World Economic Forum ("WEF") guidelines on the responsible procurement of AI solutions
The WEF has usefully provided its input on the matter and published guidelines for the responsible procurement of AI solutions. These guidelines are relevant for both public and private sectors and serve as a benchmark for the procurement of AI. The main takeaways of the guidelines are to:
- assess potential AI solutions’ ethical standards and their regulatory compliance (which is currently a shot in the dark);
- align these solutions with your business and commercial objectives. Balancing the business need to procure AI with their current AI capabilities, is an important consideration or public and private bodies. It is important to manage the uncertainty of procuring AI systems with the potential commercial benefit of investing time and money into them; and
- evaluate their potential impact both socially and ethically.

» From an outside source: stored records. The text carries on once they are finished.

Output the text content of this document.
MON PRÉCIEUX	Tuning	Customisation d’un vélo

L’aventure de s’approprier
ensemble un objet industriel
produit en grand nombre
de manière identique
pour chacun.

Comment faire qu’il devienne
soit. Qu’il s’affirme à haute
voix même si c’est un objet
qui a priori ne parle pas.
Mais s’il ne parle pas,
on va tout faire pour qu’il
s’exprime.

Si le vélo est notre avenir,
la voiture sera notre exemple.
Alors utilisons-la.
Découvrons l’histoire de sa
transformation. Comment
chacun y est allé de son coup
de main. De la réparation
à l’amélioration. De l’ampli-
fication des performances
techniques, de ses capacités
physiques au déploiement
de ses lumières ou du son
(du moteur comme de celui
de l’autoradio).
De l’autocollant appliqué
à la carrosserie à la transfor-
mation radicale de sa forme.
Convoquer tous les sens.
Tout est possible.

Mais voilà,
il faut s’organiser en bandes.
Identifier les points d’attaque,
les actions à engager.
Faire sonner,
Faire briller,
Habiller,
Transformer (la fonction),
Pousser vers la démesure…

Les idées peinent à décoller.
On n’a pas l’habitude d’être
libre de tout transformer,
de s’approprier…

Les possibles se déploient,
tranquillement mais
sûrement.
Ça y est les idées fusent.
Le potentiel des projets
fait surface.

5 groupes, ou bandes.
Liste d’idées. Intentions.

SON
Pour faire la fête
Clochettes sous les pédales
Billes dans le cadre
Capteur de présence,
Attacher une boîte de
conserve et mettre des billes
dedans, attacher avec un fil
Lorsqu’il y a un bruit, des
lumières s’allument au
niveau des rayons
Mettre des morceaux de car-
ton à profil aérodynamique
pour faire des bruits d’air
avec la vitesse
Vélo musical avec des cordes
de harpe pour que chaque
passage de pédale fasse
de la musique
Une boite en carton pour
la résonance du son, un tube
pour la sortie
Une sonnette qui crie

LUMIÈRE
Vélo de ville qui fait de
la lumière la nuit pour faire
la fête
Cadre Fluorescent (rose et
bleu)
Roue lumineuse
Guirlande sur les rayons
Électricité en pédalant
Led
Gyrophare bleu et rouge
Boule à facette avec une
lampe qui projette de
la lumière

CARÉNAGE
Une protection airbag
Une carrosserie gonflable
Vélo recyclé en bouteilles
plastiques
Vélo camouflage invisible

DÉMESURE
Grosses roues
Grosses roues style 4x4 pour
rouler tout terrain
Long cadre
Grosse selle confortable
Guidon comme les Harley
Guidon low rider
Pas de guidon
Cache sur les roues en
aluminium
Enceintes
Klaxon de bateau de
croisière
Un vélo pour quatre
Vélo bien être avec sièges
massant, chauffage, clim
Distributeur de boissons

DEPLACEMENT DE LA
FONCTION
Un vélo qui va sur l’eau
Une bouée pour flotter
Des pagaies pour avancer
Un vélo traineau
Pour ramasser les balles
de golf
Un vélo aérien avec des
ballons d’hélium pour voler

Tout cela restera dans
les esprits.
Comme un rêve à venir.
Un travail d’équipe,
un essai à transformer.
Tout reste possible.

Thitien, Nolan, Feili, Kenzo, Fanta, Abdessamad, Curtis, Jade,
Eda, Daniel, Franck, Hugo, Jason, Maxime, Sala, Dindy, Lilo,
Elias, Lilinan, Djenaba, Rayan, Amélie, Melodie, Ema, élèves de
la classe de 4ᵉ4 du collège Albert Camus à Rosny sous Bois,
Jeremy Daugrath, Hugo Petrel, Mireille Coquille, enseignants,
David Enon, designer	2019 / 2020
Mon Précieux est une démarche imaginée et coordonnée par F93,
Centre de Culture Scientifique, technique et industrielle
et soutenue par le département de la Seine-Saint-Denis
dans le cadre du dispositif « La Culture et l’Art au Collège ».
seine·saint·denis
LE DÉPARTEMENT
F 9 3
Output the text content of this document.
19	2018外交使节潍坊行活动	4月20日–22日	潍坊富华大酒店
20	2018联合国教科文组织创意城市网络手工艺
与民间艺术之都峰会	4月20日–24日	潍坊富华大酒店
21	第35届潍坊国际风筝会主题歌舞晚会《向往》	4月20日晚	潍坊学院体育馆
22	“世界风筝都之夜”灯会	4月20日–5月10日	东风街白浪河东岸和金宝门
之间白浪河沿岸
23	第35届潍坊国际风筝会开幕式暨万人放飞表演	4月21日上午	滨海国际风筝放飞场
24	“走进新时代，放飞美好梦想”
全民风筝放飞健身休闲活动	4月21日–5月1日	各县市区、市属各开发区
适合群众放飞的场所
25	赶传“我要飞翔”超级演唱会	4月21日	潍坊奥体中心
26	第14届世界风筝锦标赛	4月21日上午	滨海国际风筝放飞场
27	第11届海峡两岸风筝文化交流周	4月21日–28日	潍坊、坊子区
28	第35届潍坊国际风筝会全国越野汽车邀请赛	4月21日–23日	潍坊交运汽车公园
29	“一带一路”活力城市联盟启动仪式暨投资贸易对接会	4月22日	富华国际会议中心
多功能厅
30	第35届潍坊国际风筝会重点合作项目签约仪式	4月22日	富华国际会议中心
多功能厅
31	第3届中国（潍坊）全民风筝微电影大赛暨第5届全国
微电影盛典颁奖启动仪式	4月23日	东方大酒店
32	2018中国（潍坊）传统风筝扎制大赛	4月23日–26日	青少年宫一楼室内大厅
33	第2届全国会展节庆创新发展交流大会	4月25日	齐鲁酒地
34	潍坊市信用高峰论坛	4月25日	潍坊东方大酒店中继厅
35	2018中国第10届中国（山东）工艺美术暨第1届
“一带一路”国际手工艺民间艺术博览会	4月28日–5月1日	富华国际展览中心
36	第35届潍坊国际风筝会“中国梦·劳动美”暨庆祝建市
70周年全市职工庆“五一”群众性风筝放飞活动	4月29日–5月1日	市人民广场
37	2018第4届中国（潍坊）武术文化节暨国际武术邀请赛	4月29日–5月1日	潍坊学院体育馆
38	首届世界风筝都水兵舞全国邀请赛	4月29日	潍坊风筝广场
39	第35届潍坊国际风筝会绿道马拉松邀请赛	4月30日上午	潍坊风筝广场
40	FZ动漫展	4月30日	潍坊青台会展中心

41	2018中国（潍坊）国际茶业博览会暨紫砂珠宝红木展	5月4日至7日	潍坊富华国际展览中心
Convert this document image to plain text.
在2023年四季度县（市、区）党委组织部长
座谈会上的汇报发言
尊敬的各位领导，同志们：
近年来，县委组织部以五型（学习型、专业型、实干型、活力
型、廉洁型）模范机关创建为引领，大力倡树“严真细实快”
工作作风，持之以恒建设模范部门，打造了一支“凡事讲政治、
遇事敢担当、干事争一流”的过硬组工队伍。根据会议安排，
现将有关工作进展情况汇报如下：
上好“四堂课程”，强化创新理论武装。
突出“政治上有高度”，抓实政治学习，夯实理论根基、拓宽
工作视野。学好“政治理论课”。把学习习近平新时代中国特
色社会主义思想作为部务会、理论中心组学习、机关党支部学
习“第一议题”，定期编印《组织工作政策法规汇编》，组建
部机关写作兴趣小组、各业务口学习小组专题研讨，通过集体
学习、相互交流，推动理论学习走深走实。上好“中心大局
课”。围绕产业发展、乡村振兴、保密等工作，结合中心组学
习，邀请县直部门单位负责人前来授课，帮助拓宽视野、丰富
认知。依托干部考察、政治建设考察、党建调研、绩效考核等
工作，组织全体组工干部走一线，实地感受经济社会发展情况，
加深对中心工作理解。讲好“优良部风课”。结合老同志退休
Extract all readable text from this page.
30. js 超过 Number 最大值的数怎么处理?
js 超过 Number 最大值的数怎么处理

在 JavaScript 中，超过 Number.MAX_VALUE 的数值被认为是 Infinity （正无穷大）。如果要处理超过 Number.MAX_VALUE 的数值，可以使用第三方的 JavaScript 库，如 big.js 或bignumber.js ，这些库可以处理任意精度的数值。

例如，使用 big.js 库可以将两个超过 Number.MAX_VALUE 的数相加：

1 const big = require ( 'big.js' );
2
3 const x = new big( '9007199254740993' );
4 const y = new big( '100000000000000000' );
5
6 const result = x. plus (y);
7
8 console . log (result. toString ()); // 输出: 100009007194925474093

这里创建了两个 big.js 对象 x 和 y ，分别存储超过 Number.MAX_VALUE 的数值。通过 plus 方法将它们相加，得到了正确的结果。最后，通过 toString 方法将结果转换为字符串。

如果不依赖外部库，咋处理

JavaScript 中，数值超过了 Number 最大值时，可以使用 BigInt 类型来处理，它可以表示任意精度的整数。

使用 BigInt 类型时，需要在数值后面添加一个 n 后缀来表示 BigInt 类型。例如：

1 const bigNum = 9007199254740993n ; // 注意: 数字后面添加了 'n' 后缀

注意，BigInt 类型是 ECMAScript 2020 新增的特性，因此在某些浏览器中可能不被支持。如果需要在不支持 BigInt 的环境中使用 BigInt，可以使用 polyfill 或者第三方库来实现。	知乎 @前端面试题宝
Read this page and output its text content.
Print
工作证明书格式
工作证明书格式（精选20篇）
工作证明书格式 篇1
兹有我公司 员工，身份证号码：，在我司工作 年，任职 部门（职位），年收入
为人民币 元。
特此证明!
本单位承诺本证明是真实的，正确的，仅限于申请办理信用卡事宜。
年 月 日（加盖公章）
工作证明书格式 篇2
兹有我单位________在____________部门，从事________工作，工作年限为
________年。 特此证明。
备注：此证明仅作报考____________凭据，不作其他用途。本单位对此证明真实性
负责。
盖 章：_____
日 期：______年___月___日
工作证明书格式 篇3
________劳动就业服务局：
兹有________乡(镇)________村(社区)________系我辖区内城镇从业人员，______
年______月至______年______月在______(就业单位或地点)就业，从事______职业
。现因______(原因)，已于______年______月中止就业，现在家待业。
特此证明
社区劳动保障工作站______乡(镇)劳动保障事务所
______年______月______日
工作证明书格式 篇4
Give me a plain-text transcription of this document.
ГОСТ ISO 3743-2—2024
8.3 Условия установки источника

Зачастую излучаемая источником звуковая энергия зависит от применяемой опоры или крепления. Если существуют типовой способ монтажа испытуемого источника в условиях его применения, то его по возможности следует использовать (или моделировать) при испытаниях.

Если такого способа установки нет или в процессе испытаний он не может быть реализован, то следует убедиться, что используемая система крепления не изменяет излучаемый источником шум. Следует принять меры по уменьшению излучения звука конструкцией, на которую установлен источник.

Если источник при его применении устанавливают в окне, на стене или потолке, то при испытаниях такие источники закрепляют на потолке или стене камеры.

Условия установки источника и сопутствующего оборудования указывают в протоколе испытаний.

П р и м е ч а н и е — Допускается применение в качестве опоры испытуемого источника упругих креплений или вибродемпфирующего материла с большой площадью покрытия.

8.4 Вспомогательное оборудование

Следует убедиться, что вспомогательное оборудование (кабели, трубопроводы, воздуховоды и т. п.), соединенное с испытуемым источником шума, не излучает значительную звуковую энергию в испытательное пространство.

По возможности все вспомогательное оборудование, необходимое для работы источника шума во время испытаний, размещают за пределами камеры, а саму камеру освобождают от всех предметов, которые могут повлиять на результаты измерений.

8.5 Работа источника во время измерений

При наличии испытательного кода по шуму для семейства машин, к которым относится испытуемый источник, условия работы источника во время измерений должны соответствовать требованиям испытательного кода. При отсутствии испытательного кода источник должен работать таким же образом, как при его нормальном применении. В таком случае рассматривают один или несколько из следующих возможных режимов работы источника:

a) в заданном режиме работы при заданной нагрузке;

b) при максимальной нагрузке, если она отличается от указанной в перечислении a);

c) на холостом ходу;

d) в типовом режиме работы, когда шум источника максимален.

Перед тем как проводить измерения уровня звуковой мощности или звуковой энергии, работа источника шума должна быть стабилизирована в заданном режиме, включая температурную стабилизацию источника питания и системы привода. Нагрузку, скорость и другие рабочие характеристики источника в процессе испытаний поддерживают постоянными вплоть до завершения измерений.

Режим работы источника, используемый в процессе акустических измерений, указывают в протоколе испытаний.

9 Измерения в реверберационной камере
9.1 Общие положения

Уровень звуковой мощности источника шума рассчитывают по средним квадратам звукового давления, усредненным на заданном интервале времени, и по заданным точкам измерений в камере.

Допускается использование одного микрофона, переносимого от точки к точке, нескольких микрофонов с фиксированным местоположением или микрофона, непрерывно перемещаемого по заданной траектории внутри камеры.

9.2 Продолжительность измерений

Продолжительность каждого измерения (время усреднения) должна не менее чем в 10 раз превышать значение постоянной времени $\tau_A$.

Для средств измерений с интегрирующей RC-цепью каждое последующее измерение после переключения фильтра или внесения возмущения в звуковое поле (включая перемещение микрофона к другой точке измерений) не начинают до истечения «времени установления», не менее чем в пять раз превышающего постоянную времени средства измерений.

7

Companies can take a proactive step here by formulating a risk assessment early in the procurement process and set up an internal AI governance team to prepare for audits on compliance requirements under the Act in advance.
While the AI SCCs provide us with a structured approach to contracting for AI systems, they are subject to certain, significant limitations in the way they are currently drafted, including in their assumptions about roles in the AI supply chain and in not addressing some specific legal and commercial matters. At this point in time, they should be viewed as very much a ‘work in progress’ as there is still ongoing modifications and peer-to-peer input still flowing in from policy makers in the EU and industry leaders. Read in conjunction with the WEF guidelines on responsible procurement of AI solutions however, both private and public organisations have a useful starting point in putting pen to paper on what will eventually, likely, become a common form of standard AI contract terms.